You are wired up to the Nevis Swing, one of Queenstown’s must-dos for adrenalin lovers.
It’s not too late. You can still chicken out and the A J Hackett crew will winch you back inside to the safety and sanity of the launch pad.
But at this moment you understand what they mean by “feel the fear and do it anyway”.
Even getting to the launch pad is an adrenalin junkie’s happy place.
It starts with a ride on a 4-wheel drive bus up a winding, twisting narrow gravel road with a precipitous drop on one side, both sides in some places. The driver calmly assures you that he’s done this before. Once. Yesterday. During his induction training.
(He is kidding, btw! Like all tour bus drivers you never believe a word they say.)
Then, having been given the safety briefing, signed a document that basically says whatever may happen to you next is just one of life’s little dark jokes, and been fitted with a safety harness, you get to walk out across the 70m swing bridge to the launch platform suspended above the valley way, way below.
A swing bridge too far?
I imagine there are plenty who, faced with a walk of fear like this, decide that they’d actually, really rather be in a nice warm bar somewhere.
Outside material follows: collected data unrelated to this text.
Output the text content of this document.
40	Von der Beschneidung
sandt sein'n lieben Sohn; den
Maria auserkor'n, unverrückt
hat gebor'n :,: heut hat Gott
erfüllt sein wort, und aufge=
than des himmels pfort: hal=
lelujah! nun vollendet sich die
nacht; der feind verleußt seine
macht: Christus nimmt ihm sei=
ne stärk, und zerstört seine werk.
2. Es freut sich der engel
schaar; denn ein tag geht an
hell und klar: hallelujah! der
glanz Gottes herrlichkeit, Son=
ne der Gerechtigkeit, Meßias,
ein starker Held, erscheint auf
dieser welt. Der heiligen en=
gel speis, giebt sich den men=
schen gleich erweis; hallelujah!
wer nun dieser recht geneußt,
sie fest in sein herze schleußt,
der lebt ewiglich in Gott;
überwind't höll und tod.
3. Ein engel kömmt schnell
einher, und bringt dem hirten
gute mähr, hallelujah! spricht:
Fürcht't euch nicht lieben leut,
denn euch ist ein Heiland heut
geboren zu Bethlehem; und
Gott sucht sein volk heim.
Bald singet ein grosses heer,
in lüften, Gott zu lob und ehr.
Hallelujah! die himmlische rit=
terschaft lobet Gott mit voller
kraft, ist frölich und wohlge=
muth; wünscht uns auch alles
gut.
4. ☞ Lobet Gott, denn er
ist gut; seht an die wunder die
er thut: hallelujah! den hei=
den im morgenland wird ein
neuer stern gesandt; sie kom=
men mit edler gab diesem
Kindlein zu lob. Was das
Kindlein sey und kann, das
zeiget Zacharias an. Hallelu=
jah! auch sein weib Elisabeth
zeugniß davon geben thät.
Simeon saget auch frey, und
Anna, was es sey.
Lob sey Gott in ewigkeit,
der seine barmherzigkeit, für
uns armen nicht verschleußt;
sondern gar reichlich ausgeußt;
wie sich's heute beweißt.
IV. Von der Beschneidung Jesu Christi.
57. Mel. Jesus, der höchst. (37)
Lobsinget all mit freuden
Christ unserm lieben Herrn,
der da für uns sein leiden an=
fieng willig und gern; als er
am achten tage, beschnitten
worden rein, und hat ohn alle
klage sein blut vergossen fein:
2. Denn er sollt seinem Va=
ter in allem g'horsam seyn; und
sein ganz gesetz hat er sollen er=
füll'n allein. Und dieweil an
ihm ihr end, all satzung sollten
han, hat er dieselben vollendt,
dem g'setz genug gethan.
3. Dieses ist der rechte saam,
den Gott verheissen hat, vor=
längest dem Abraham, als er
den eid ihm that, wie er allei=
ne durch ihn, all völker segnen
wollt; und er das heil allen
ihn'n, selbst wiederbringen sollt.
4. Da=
Somewhere, anywhere else.
The launch crew at the platform are very good. Cheerful, yes. Reassuring, yes. But totally focused on the process. The process of making damned sure you really are safe. Everything, every clip, every rope, every carabiner is checked. Then checked again. Then someone else checks it. And just before you lean out into the void the launch master runs over the equipment one more time.
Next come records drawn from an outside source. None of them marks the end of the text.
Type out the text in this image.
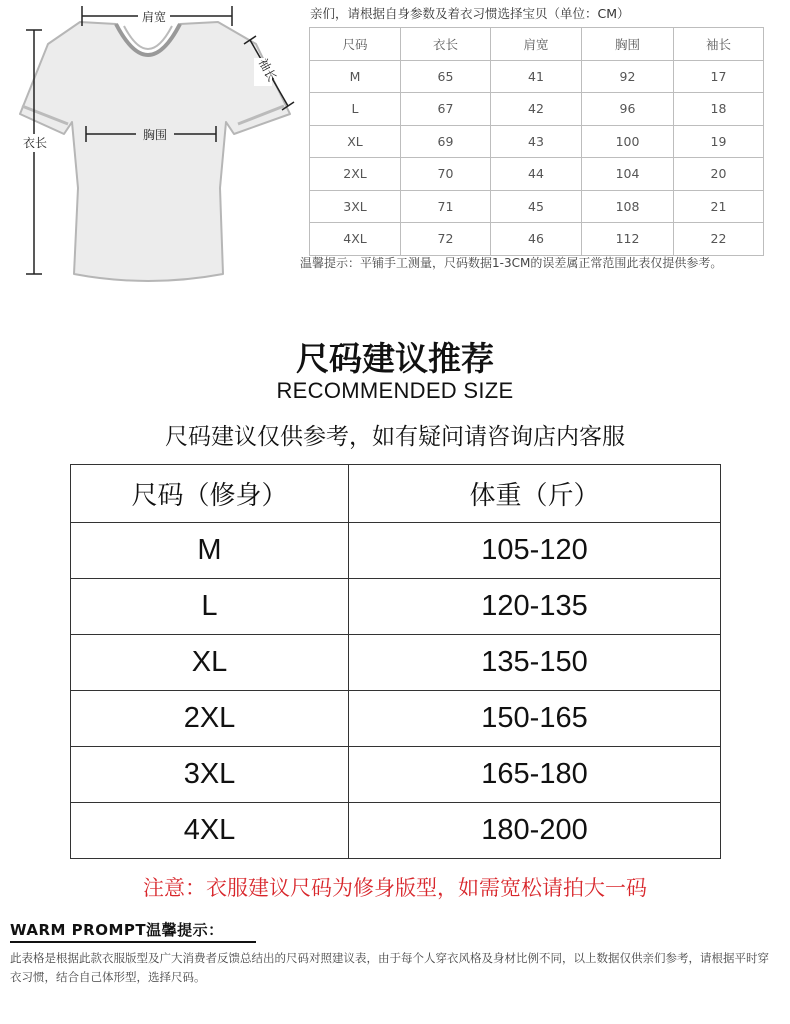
肩宽
袖长
胸围
衣长
亲们，请根据自身参数及着衣习惯选择宝贝（单位：CM）
尺码	衣长	肩宽	胸围	袖长
M	65	41	92	17
L	67	42	96	18
XL	69	43	100	19
2XL	70	44	104	20
3XL	71	45	108	21
4XL	72	46	112	22
温馨提示：平铺手工测量，尺码数据1-3CM的误差属正常范围此表仅提供参考。
尺码建议推荐
RECOMMENDED SIZE
尺码建议仅供参考，如有疑问请咨询店内客服
尺码（修身）	体重（斤）
M	105-120
L	120-135
XL	135-150
2XL	150-165
3XL	165-180
4XL	180-200
注意：衣服建议尺码为修身版型，如需宽松请拍大一码
WARM PROMPT温馨提示：
此表格是根据此款衣服版型及广大消费者反馈总结出的尺码对照建议表，由于每个人穿衣风格及身材比例不同，以上数据仅供亲们参考，请根据平时穿衣习惯，结合自己体形型，选择尺码。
You can swing facing backwards, forwards, hanging by your feet. On your own or together with a friend.
Then comes the moment.
“Lean out, lean out”, the launch master says. And against every instinct born of half a million years of evolution you lean out, suspended at an angle. Held only by the release mechanism.
“Three, two, one, GO!”
The voice behind you counts down to the instant you terrifyingly freefall 70m towards the valley floor before the steel wire, your only connection to health and safety and life as you knew it, begins to swing you out in a long, zooming 300m arc.
Longest, biggest, fastest
It’s the longest, biggest, fastest (and scariest) swing in the world. And right now you believe every word.
Then the exhilaration kicks in, if only because you know you are still safely tethered to whatever it is that is holding you up, making this ride a mega buzz.
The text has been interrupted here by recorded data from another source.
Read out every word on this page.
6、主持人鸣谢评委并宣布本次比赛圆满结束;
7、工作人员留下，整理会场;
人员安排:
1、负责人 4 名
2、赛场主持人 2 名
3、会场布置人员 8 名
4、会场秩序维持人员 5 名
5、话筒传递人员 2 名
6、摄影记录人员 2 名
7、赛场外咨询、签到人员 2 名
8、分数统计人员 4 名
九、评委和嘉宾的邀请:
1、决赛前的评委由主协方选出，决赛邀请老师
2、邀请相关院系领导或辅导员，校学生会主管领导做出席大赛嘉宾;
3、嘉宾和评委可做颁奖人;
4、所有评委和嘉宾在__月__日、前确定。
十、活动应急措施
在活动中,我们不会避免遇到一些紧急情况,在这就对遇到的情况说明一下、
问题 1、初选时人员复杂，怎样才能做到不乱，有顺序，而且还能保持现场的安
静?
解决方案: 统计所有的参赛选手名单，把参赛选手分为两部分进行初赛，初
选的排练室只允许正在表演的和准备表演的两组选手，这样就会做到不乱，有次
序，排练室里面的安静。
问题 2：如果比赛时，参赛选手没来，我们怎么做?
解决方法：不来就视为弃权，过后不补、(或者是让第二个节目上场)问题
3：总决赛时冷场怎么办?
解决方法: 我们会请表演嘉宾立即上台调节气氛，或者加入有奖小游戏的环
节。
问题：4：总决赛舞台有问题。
At the end of the arc you get the deceleration/acceleration effect that is the physical basis of most “rides”, be they bungy, swing, catapault, roller-coaster or any other fast-moving, direction-swerving equipment designed to scare the hell out of you.
For a few moments you oscillate, pendulum-like on the end of the wire as the adrenalin lights up every cell in your body before the crew winch you back to the launch platform.
“How was that?” you get asked. Not by the crew but by the person next in line, a hint of anxiety in the question, maybe?
“Mind-blowing” is the only tired old cliché you can think of, your brain still trying to sort out what just happened.
Was it a true hyper-experience? Absolutely. Would I do it again? Absolutely. Any day you like to name.
And I will.
Because, having faced the fear and done it anyway, for a while you know you are really are 100% alive. And damned glad of it.
To get a feel for the experience go to the A J Hackett website.
Declaration of interest. I got the ride for free. Not because they wanted the publicity, such as it is, but because being of a certain well-matured vintage they let me go for nowt. Nix. Nothing. I assumed I would have to pay and proffered the credit card but the extremely helpful young woman looked at my date of birth and gave me the most welcome news that it would be on the house, as are any of the A J Hackett experiences.
So there you are you old buggers, wake up and take up the challenge of a lifetime.